核燃サイクルは撤退 原子力資料情報室事務局長の松久保肇さん

―自動延長の影響は。
「今後は日米のどちらかがその気になればいつでも協定を終了でき、河野太郎外相が評するように『不安定な状態』になった。原子力政策を変えやすい流動的な状況になったと前向きに捉えることもできる。日米両政府に脱原発を求める市民の声をさらに届けていくべきだ」

―米国はどう動くか。
「米国の国会議員に働き掛けるため訪米を重ねているが、共和党、民主党を問わず、日本の核燃料サイクルを問題視する見方が徐々に広がっている手応えがある。米国は核拡散のリスクがあり、経済性にも欠けるとして核燃料サイクルから1970年代に撤退した。日本の状況を説明すると『まだそんなことをやっているのか』という反応だ」
「核兵器につながる技術の拡散を恐れる米国は、『なぜ日本にはプルトニウム抽出を認めて、わが国には認めないのか』と他国に言われたくない。北朝鮮の非核化交渉への影響も懸念される。日本にプルトニウムの削減を一層、求めてくるだろう」

―日本はどうすれば。
「コストばかりかかるプルトニウムを生み出す核燃料サイクルから撤退すべきだ。多額のコストは私たちの電気料金に跳ね返ってくる。抽出したプルトニウムは核兵器にも転用できるため、他国から『日本は潜在的な核保有国だ』と言われ続けている。国内的にも国際的にも説明が付かない。英米はプルトニウムを使うことを諦め、処分する研究を始めた。こうした取り組みに日本も加わればいい」

松久保肇・原子力資料情報室事務局長

まつくぼ・はじめ

兵庫県生まれ。2003年国際基督教大卒、16年法政大大学院修士課程修了。金融機関勤務を経て12年から原子力資料情報室勤務。17年から事務局長。国際問題を担当。共著に「検証 福島第一原発事故」(七つ森書館)など。

原発を活用して消費 広島市立大講師の武田悠さん

―協定はいつでも破棄できる「不安定な状態」になったと言われる。
「合理的に考えて米国が破棄する動機はない。1988年の改定時と違い、中国やロシアという核不拡散規制が比較的緩い原子力供給国が現れ、不拡散上の問題がある国にも原子力技術を売っている。米国は日本に再処理を認める見返りに、さまざまな核不拡散規制の協力を取り付けており、米国にとって極めて得の多い協定だ。
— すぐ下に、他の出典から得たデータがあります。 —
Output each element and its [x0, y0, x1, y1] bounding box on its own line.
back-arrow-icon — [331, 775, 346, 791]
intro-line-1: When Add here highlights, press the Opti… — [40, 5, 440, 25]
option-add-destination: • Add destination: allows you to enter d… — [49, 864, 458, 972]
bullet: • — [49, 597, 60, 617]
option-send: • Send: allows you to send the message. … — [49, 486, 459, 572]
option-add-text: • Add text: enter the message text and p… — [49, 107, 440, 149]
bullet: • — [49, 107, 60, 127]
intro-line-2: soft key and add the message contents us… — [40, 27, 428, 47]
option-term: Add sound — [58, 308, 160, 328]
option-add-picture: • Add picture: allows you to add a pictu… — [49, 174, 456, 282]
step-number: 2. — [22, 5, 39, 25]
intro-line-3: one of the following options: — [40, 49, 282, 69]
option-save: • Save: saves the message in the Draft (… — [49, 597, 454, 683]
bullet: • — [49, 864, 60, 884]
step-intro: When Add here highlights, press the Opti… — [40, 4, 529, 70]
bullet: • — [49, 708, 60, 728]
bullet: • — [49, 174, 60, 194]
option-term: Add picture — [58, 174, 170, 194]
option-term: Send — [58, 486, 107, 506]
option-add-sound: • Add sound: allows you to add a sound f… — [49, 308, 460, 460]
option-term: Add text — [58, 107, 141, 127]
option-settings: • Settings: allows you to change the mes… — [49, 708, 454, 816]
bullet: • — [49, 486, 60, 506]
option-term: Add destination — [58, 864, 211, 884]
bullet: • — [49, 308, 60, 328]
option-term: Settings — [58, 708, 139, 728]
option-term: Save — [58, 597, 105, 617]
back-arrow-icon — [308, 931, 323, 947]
『無期限延長』と捉えた方がよい」

―それではなぜ米国からプルトニウム削減の要求が強まっているのか。
「米国には核不拡散を重視し、日本のプルトニウム利用に批判的な勢力もいる。日本では(プルトニウムを燃料に使う)高速増殖原型炉もんじゅの廃炉が決まった。日本政府は(通常の原発でプルトニウムを燃やす)プルサーマルを進める方針だが、すぐに大量のプルトニウムを消費するのは難しく、米国の核不拡散派を説得できていない。少なくとも今ある原発は、建設中のものも含めてプルトニウム消費のために活用するべきだ。だが3・11後の原子力政策の混乱もあり、長期的な計画を示せずにいる」

―プルトニウム保有が北朝鮮の非核化交渉に悪影響があるとの指摘もある。
「あまり説得力のある主張ではない。日本は日米協定による規制のほか、国際原子力機関(IAEA)の厳格な査察を受け入れ、プルトニウムに関する詳細な報告書を毎年公表している。核不拡散のために努力していると、もっと国際社会にアピールする必要はある」

武田悠・広島市立大講師

たけだ・ゆう

岡山県生まれ。2011年筑波大大学院博士課程修了。日本原子力研究開発機構、外務省外交史料館などを経て、18年から広島市立大講師。専門は日米外交史。著書に「日本の原子力外交 資源小国70年の苦闘」(中央公論新社)など。

日米原子力協定とは?

日本と米国で核燃料や原子炉など原子力関連の物資や技術を輸出入する際、軍事転用を防ぎ平和利用に限るよう取り決めた条約。1988年の改定で、日本は非核兵器保有国では例外的に再処理を自由に行える「包括事前同意」が与えられ、核燃料の再利用を目指す核燃料サイクル政策の基盤となっている。2018年7月16日に30年の満期を迎えたが、両国とも延長などの手続きを取らず、協定の規定に基づき自動延長。いずれかの国の事前通告でいつでも破棄できる状態になった。